Mapping the Global Middle Ages, 1000—1400 CE, a collaborative digital mapping project created by students in Prof. Kopta’s course Art of the Global Middle Ages in the Art History Department at the Tyler School of Art and Architecture, Temple University, is now live!

Explore the project here: https://arcg.is/19DW1e1

Framed as “A Modern Pilgrimage of the Middle Ages,” the project works to challenge fantasy-driven images of premodern culture and instead foregrounds movement, encounter, devotion, and exchange across a genuinely global world. By expanding the concept of pilgrimage beyond a Western Christian framework, the students reimagined how premodern viewers and modern audiences might navigate networks of trade, belief, and intellectual life spanning continents.

Through digital mapping, the exhibition shows how objects that appear unrelated in isolation come into focus as part of interconnected global systems. The result is a compelling model for teaching and visualizing an inclusive art history, and for using digital tools to rethink periodization and geography.

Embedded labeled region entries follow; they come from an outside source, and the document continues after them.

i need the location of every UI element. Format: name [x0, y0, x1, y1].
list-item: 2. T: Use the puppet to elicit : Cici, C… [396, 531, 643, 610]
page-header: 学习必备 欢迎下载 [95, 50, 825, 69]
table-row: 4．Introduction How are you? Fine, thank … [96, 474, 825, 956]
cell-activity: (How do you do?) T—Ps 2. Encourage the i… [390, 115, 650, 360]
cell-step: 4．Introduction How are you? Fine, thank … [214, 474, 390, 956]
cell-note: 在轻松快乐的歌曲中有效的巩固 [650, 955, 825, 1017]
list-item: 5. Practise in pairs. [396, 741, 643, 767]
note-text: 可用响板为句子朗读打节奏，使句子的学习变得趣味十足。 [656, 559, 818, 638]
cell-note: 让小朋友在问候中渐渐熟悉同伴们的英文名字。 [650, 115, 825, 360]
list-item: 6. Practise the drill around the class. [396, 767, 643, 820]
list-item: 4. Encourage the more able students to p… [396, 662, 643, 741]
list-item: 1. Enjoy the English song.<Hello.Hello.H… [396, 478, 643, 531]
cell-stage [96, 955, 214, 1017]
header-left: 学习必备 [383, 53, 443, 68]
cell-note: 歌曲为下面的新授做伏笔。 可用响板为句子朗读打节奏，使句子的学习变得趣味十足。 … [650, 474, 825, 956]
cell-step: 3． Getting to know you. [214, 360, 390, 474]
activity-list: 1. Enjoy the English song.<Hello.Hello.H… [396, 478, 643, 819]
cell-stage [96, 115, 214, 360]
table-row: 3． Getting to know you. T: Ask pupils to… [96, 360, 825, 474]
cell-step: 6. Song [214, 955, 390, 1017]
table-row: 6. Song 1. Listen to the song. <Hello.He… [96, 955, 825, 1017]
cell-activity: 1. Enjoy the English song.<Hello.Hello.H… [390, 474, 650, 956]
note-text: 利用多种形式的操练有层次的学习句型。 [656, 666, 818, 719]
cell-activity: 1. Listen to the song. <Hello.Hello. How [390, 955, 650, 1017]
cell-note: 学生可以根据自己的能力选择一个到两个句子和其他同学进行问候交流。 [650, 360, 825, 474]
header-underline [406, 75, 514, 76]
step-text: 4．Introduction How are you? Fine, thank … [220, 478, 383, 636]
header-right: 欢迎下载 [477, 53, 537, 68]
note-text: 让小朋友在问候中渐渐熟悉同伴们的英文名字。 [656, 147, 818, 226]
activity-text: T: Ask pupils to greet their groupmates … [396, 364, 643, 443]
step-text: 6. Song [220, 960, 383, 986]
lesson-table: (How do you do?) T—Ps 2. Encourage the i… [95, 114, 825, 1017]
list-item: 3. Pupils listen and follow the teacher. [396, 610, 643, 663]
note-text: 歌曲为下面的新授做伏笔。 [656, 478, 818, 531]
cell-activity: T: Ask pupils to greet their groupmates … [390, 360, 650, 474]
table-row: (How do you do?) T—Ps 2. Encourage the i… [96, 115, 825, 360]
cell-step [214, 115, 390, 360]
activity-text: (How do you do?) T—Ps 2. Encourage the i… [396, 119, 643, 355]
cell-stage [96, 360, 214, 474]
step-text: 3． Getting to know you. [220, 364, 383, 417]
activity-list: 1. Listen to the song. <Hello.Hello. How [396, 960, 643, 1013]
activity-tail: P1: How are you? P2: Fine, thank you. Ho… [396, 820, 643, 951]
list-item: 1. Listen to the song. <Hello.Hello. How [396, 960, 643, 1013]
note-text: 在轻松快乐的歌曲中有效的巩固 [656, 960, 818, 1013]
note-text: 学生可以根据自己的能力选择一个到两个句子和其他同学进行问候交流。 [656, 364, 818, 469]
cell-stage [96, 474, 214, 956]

This project was developed by TJ Bowers, Mia Garay, James Harbison, Henry Lawrence Hess, Audrey Esty Howerin, Arianna Jordan, Said Manuel Nunez Lopez, Ilse Smith, Emma Vanderbilt, Emma Julia Wahlers, Clay Whelan, and Ashley Yeboah. Works draw from collections including the University of Pennsylvania Museum of Archaeology and Anthropology, University of Pennsylvania Libraries, the Free Library of Philadelphia, the Philadelphia Museum of Art, the Metropolitan Museum of Art, and beyond.